The use of MSCEIT during the selection and promotion exercise brings with a number of benefits. It is an ability test and therefore it means that a potential candidate cannot “fake” his or her performance. The MSCEIT measures skills that no other test measures.  In the context of career development, MSCEIT is used as part of a test battery which includes interest, personal style and value. It helps an organization to enhance the candidates understanding of a candidates skill set. In executive coaching, this test instrument provides a critical and distinct look into a candidate’s managements and leaders capabilities.In the context of counseling and therapy, the use of MSCEIT assists a clinician to better pinpoint a client’s weaknesses and strengths; it also provides additional set of data in the process. As the instrument uniquely assesses person’s emotional skills, it is particularly ideal for use in clinical settings.

The MSCEIT suffers from several limitations. These include low discriminant validity and questionable construct and incremental validity (Ashton, 2013). The MSCEIT test is to a large extent influenced by general intelligences, personality dimensions, and demographics having multiple R’s with the MSCEIT branches up to0 .66.For the general Emotional Intelligence factor this influence was found to be stronger.

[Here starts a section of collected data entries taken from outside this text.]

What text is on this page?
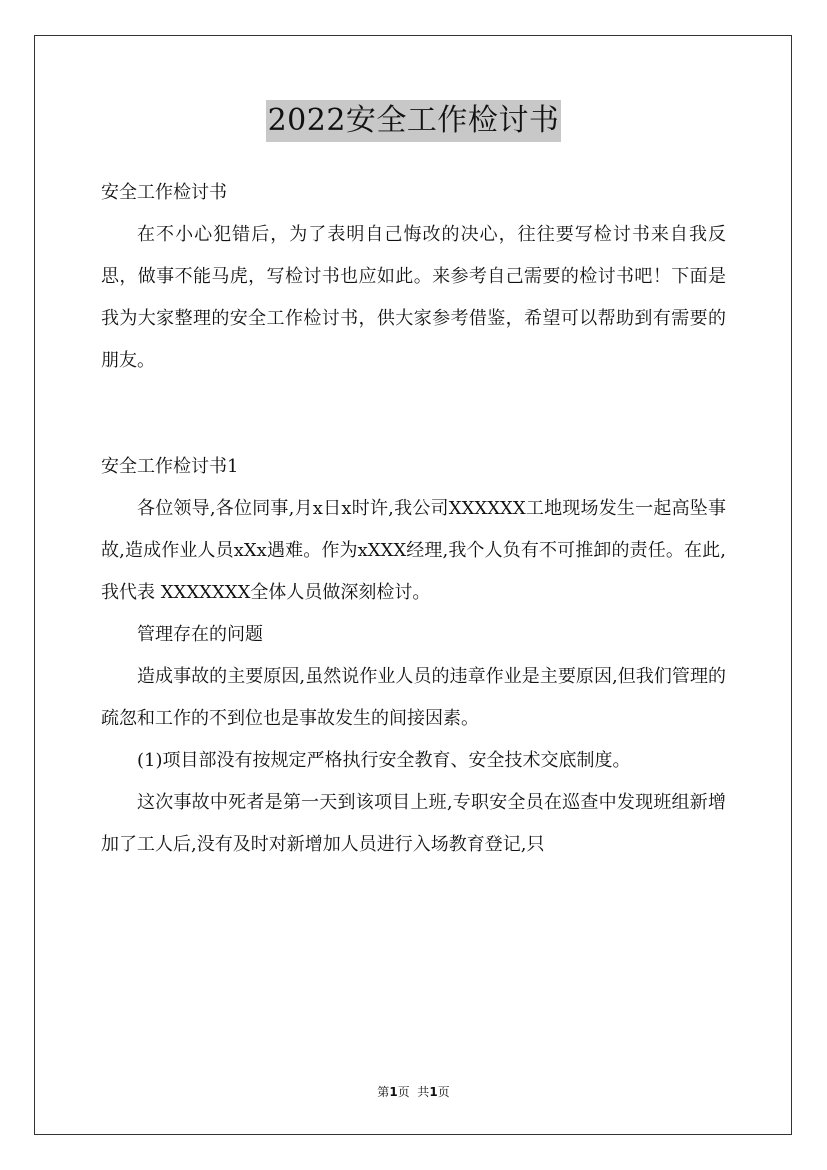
2022安全工作检讨书

安全工作检讨书

在不小心犯错后，为了表明自己悔改的决心，往往要写检讨书来自我反思，做事不能马虎，写检讨书也应如此。来参考自己需要的检讨书吧！下面是我为大家整理的安全工作检讨书，供大家参考借鉴，希望可以帮助到有需要的朋友。

安全工作检讨书1

各位领导,各位同事,月x日x时许,我公司XXXXXX工地现场发生一起高坠事故,造成作业人员xXx遇难。作为xXXX经理,我个人负有不可推卸的责任。在此,我代表 XXXXXXX全体人员做深刻检讨。

管理存在的问题

造成事故的主要原因,虽然说作业人员的违章作业是主要原因,但我们管理的疏忽和工作的不到位也是事故发生的间接因素。

(1)项目部没有按规定严格执行安全教育、安全技术交底制度。

这次事故中死者是第一天到该项目上班,专职安全员在巡查中发现班组新增加了工人后,没有及时对新增加人员进行入场教育登记,只

第1页  共1页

Advantages and disadvantages of ECI

The ECI instrument is usually used to test for different elements. These include professional and personal development for coaching leaders to examine their competence and self-reflect as leaders as observed by their team mates. This instrument is predominantly exercised by large institutions for developing a competency model for organizational development. The ECI is designed for use only as development tools, not for hiring or compensation decision.

A major source of disadvantage of ECI stems from its applicability. The use of this instrument is restricted to accredited users who demonstrate a capability to provide accurate, and comprehensive EI feedback to others.

Advantages and disadvantages of EQ-i

The EQ-I test is normally used to help individuals understand their behavior and to look for trends in groups. It possessesunique advantages such as: it is widely known and used by numerous practitioners. It is also backed by significant test publishers. This test instrument also suffers from weaknesses. First, it highly focusses on pro-social behavior as emotional awareness and processes; secondly, despite the instrument having clarified some inconsistencies in earlier versions, it still has no clear logic to how the elements fit together.